God’s Glory is Displayed in Creation and Providence
Although the whole earth is full of the glory of the Lord, yet any portion of it will absorb your meditation when you begin to think of it. Here, the psalmist focuses his meditations on the heavens, and the alternation between day and night, and the light of the sun. The invisible things of God, even His eternal power and Godhead, and His glorious attributes of wisdom, goodness, and majesty, are to be seen in the works of creation. “The heavens declare the glory of God, and the firmament sheweth his handy work” (v1).
Yet, although His glory is shown to all, yet it is only the child of God, who has been illuminated by God, who can observe it.
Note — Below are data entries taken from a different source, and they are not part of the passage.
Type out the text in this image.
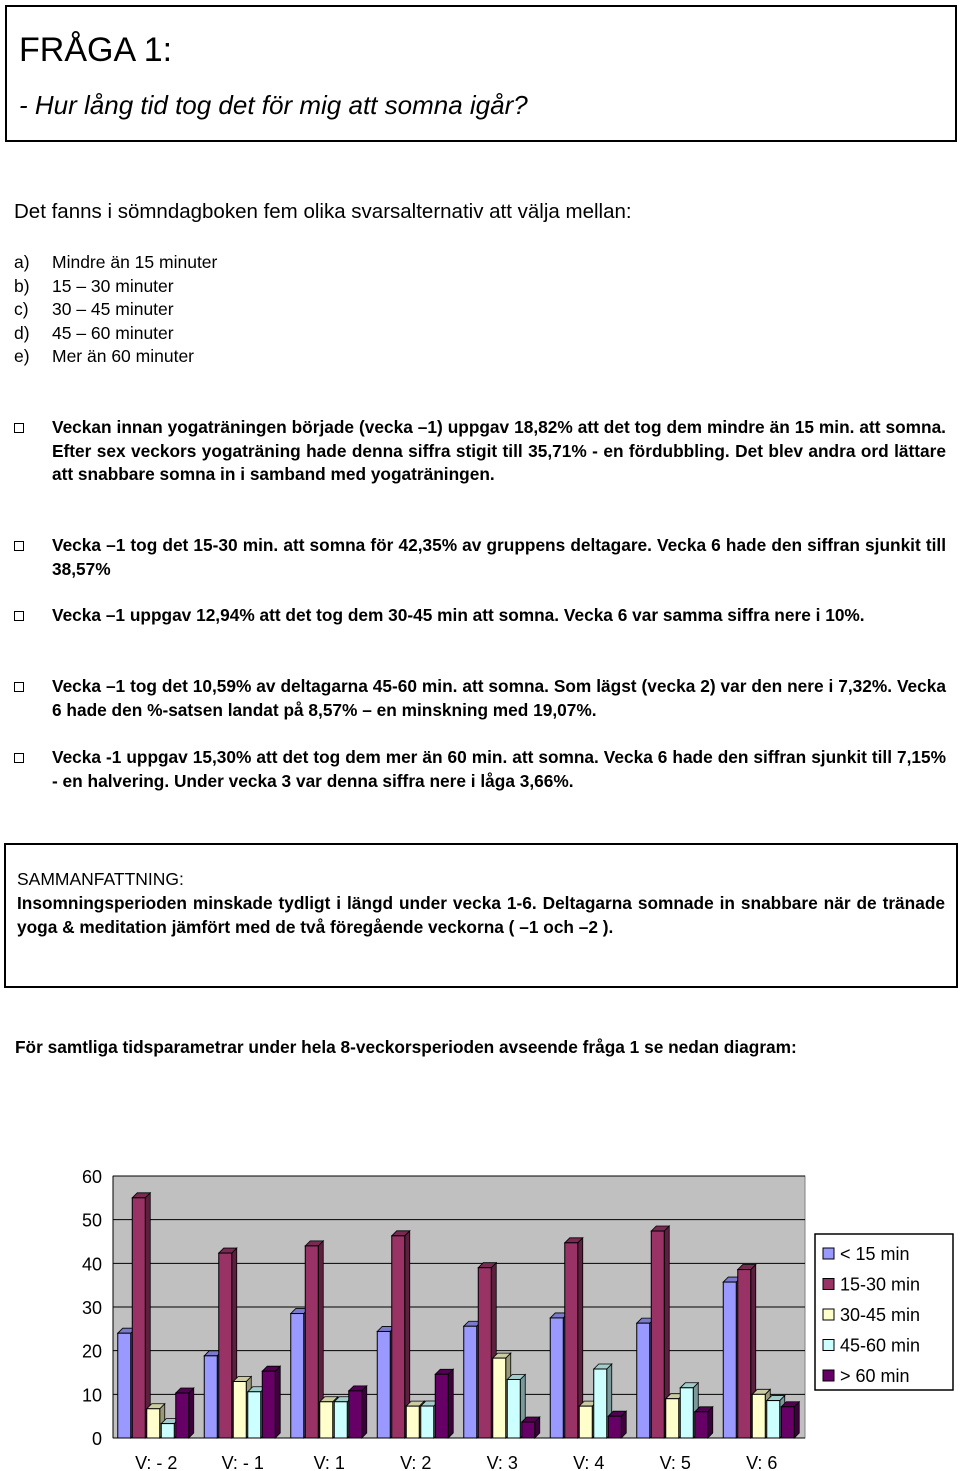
FRÅGA 1:
- Hur lång tid tog det för mig att somna igår?
Det fanns i sömndagboken fem olika svarsalternativ att välja mellan:
a)	Mindre än 15 minuter
b)	15 – 30 minuter
c)	30 – 45 minuter
d)	45 – 60 minuter
e)	Mer än 60 minuter
Veckan innan yogaträningen började (vecka –1) uppgav 18,82% att det tog dem mindre än 15 min. att somna. Efter sex veckors yogaträning hade denna siffra stigit till 35,71% - en fördubbling. Det blev andra ord lättare att snabbare somna in i samband med yogaträningen.
Vecka –1 tog det 15-30 min. att somna för 42,35% av gruppens deltagare. Vecka 6 hade den siffran sjunkit till 38,57%
Vecka –1 uppgav 12,94% att det tog dem 30-45 min att somna. Vecka 6 var samma siffra nere i 10%.
Vecka –1 tog det 10,59% av deltagarna 45-60 min. att somna. Som lägst (vecka 2) var den nere i 7,32%. Vecka 6 hade den %-satsen landat på 8,57% – en minskning med 19,07%.
Vecka -1 uppgav 15,30% att det tog dem mer än 60 min. att somna. Vecka 6 hade den siffran sjunkit till 7,15% - en halvering. Under vecka 3 var denna siffra nere i låga 3,66%.
SAMMANFATTNING:
Insomningsperioden minskade tydligt i längd under vecka 1-6. Deltagarna somnade in snabbare när de tränade yoga & meditation jämfört med de två föregående veckorna ( –1 och –2 ).
För samtliga tidsparametrar under hela 8-veckorsperioden avseende fråga 1 se nedan diagram:
0
10
20
30
40
50
60
V: - 2 V: - 1	V: 1	V: 2	V: 3	V: 4	V: 5	V: 6
< 15 min
15-30 min
30-45 min
45-60 min
> 60 min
In substance the heavens declare that they are not their own maker, but that they are made by one, infinite, incomprehensible, omnipotent, everlasting, good, kind and glorious God. And the “firmament” (which I take is the region of the air, and the place of the stars) declares how skillfully and intricately God can adorn the work of His hands, and how powerfully He can put abundant glory on the creature, even though it has nothing in itself to make it glorious.
The Message of Creation and Providence is Plain
Next, the psalmist listens and hears what day and night speak. All that they say, he calls “knowledge” (v2). The day tells us that we live in time, that our days are numbered, that our days go away quickly, that time is precious, and cannot return when it is gone, and that as long as it lasts, it allows us to view the works of the Lord as we go about our own necessary labours. The night says that in ourselves we are weak, and cannot endure long toiling in labour; that as some little short rest is necessary to the labourer, so it is prepared for him, that he may lie under a curtain, and sleep a while, and so be fitted for more work; that he may now quietly review what he has been doing, and may commune with his heart and be still; and that if he does not do what he has to do in time, “the night cometh when no man can work.”